Pisarz i trener kreatywności Ryan Hall dorastał z rodzicami, z którymi oboje mieszkali uzależnienie i choroby psychiczne. Uważa, że ​​choroba psychiczna i nałóg rodzica nie jest deficytem okazja .

„Twoja młodość widzi, że chociaż możesz przechodzić przez trudny okres w swoim życiu, nie pozwalasz, by cię pokonało” - powiedział Hall. „A jeśli modelujesz wrażliwość na swoje dzieci, wierzę, że może ona naprawdę wesprzeć dzieci i młodych dorosłych w ich własnych bitwach z własnymi demonami”.

Kiedy rodzice podejmują kroki, aby sobie pomóc, tworzą pozytywne dziedzictwo dla swoich dzieci. Moja depresja mogła początkowo uczynić mnie mniej dostępną emocjonalnie, ale nadal było to doświadczenie, którym dzieliłem się z moim synem.

seroquel długoterminowe efekty mózgu

Dzielenie się depresją zbliżyło nas do siebie, ponieważ mieliśmy te same zmagania. Mamy teraz wspólny język. Mówi, że dzięki temu czuł się bardziej komfortowo prosząc o pomoc i że lepiej mnie rozumie.

Dorastając, poczułem niezwykłe odłączenie od ojca, a jedną z rzeczy, na które zdecydowałem się, były lepsze relacje z moimi dziećmi. Nigdy nie wyobrażałem sobie, że stanie się to przez nasze wspólne doświadczenie z depresją.

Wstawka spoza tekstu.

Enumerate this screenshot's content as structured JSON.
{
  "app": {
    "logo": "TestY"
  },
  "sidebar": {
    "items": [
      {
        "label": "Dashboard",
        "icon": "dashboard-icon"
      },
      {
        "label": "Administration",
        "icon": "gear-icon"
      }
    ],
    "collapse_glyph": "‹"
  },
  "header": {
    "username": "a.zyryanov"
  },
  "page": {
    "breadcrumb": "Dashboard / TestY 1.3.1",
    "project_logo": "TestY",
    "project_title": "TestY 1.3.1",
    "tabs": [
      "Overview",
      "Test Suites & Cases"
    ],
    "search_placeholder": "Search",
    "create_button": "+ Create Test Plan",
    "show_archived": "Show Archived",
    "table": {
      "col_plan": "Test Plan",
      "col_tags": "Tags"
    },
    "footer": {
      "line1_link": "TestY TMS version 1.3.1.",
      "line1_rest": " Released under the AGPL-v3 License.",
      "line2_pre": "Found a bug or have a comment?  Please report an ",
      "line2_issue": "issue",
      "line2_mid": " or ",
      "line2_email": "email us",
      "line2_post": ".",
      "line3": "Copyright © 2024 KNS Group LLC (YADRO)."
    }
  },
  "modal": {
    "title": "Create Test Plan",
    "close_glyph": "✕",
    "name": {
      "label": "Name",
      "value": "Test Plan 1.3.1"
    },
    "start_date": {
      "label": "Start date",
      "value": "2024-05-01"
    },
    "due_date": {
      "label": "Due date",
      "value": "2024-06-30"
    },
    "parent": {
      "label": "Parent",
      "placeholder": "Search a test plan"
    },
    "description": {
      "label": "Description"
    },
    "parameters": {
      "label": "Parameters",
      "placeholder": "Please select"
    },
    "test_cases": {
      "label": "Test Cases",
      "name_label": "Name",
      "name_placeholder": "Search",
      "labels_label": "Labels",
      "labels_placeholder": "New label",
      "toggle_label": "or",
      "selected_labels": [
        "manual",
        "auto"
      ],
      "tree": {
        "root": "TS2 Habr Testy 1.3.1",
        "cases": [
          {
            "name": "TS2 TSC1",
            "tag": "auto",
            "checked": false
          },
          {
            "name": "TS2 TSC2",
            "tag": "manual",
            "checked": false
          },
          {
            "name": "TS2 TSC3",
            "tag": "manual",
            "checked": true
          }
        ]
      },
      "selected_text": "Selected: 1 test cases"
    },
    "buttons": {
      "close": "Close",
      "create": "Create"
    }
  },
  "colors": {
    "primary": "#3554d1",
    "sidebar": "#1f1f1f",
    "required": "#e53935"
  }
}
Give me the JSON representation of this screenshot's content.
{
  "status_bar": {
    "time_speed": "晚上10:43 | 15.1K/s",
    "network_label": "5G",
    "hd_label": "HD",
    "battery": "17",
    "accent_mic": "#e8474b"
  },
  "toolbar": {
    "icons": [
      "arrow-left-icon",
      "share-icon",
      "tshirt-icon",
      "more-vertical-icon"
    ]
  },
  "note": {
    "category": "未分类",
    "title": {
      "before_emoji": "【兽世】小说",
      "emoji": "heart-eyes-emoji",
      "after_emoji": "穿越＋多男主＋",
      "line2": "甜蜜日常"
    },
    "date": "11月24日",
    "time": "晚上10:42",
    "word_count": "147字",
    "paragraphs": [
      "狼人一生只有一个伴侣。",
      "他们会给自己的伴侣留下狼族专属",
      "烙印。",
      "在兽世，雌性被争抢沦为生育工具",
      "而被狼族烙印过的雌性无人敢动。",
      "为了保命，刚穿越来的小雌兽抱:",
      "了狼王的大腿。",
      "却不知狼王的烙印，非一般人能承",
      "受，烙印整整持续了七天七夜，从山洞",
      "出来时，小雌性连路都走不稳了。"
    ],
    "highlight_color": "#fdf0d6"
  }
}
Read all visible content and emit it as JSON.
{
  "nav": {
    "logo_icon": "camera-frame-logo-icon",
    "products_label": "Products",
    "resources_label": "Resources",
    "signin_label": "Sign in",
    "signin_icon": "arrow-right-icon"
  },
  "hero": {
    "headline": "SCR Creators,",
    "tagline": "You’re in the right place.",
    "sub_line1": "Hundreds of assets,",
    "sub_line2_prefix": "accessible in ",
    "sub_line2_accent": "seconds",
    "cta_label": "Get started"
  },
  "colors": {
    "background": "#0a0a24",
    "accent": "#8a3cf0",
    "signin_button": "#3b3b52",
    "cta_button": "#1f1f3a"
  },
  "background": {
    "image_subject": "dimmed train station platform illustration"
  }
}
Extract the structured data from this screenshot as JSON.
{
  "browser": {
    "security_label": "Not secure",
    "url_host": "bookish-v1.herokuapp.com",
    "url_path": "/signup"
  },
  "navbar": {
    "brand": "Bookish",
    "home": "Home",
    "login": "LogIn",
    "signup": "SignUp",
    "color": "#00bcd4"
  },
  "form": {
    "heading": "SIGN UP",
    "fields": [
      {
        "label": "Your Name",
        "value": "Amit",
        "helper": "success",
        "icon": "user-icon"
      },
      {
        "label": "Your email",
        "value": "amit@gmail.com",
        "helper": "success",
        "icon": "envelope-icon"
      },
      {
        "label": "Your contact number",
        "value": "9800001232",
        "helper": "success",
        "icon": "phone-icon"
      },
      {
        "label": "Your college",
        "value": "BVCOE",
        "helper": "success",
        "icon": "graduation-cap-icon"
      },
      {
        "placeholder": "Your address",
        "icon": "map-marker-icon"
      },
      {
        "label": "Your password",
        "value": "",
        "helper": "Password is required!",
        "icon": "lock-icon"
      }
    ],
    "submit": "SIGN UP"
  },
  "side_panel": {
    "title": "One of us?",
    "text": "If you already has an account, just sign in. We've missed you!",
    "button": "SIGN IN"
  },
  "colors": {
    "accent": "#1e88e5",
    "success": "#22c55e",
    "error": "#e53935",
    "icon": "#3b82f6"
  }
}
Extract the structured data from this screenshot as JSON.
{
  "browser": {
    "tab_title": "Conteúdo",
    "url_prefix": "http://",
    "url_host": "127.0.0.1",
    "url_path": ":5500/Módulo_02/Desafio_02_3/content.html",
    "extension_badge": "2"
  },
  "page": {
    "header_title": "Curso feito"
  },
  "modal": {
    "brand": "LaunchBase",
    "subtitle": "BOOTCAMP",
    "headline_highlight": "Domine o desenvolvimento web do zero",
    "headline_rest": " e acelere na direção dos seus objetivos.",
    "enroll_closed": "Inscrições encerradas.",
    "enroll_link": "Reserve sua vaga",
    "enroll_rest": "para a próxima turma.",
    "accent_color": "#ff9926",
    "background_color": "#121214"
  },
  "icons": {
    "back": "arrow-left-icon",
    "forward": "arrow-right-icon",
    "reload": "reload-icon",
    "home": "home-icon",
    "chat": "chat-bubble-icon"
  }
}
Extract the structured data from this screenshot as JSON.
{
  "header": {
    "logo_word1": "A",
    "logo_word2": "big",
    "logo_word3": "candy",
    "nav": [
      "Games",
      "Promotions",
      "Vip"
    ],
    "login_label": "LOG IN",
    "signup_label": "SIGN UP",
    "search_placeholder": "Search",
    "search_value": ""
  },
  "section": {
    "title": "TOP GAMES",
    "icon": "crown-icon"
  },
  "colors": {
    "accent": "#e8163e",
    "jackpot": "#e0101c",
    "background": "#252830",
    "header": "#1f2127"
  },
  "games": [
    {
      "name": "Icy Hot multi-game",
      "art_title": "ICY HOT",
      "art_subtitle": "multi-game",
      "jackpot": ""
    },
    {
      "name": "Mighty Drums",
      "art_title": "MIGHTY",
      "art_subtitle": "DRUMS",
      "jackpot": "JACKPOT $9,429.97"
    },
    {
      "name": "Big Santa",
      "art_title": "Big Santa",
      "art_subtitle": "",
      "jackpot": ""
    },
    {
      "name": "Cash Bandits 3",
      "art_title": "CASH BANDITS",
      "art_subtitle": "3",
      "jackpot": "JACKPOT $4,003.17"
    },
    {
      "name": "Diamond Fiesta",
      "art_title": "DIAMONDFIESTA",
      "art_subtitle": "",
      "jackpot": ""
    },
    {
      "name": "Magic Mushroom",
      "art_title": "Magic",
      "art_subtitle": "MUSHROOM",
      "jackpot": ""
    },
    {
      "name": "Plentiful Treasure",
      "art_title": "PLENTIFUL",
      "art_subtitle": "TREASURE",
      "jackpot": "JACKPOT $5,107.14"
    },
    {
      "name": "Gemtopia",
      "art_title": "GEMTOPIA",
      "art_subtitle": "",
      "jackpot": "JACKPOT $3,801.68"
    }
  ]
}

Pisarz i wykładowca psychiatrii Steve Colori ma wyjątkową opowieść o przezwyciężaniu negatywnych skutków zaburzeń schizoafektywnych. Wspomina, że ​​słabość jego rodzica skłoniłaby go do większej gotowości do szukania pomocy.

„Miałem poczucie, że muszę być doskonały i nie byłem przyzwyczajony do tego, że rodzice przyznają się do swoich słabości i / lub wad” - powiedział Colori. „Gdyby to zrobili, myślę, że pozostawiłoby to dla mnie forum, na którym mógłbym to zrobić i ewentualnie szukać pomocy w terapii”.

Otwierając się na temat mojej depresji, zachęciłem mojego syna do szukania pomocy, kiedy jej potrzebuje. Być może jako ojciec jest to jeden z najwspanialszych prezentów, jakie mogę zaoferować.